Posted: Fri Jun 01, 2007 8:49 pm
by bitbanger
I am still trying to understand all the wonderful support UBCD provides. Very impressive!

I would like to see an option to boot from a usb device when this support is NOT available from the bios. This is often the case when using an older machine. Or even a new machine where the system designers were not paying attention to the real world.

As cheap as USB-HDD are it make a lot of sense to install linux to an external drive leaving your installed Windows system alone. Dual boot systems can frighten some people away.

I include the following link http://www.neowin.net/forum/index.php?showtopic=269145
from someone who claims success with a particular methodology. I do not have the expertise to duplicate the effort.

Thanks!

Posted: Sat Jun 02, 2007 5:34 pm
by Victor Chew
Someone correct me if I am wrong.

From my limited technical understanding, I don't think there is a generic approach to this problem.

The best one can do is to go for an OS-specific solution eg. certain Linux distros have their own boot floppies/CDs for booting a USB device on non-supporting hardware.

Posted: Sun Jun 03, 2007 9:44 am
by Constance
This idead reminds me of programs to overcome the old 1024 cylinders BIOS limitation, that could be installed in HDDs' MBR ... so I suppose it could be done somehow, yet I don't know one.

Comparison of a sort

Posted: Sun Jun 03, 2007 4:35 pm
by bitbanger
I remember when CD hardware was the archetypical nasty device. The drivers were a headache to install and the result was quite unreliable. Now CDs are so well behaved that you can boot from them. In fact, they are now the most common boot media for installations.

If I am understanding the situation correctly bios boot code is not that large. I recently got a bios update for one of my computers and the bios update and install code is only 234K bytes. If USB boot is possible in such a small program why cannot the same code be provided from some other source?
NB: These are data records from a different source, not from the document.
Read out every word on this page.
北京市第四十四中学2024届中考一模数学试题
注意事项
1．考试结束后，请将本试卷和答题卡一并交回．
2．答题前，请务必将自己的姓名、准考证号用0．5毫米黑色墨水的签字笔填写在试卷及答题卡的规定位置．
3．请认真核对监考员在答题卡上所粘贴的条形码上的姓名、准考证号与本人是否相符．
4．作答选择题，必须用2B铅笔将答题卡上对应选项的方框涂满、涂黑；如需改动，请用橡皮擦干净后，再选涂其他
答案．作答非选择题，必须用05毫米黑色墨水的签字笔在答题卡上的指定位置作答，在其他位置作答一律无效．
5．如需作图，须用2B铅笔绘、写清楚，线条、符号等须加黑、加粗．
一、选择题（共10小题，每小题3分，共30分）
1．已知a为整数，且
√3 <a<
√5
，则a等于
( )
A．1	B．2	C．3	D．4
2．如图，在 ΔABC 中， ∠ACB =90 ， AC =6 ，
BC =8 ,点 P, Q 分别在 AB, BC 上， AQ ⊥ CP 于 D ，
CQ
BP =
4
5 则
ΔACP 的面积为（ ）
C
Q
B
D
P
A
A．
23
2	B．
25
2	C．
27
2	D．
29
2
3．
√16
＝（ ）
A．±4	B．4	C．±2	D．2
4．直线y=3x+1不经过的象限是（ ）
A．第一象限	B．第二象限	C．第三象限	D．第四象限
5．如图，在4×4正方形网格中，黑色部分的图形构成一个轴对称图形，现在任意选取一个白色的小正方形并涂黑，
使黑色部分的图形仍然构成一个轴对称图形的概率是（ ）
Code is code, right? There is certainly lots of room left on the CD with the current UBCD.

No bios that I am aware of will boot from the second hard drive but UBCD will do this. So the limitations of the bios are not critical to a feature. UBCD is booted from and then, using the appropriate magic, the boot process passes onto the second hard drive. Do the same for a USB device.

It should not matter if the UBCD boot from USB option is Linux or Windows, the eventual target takes over and the boot code is paved over.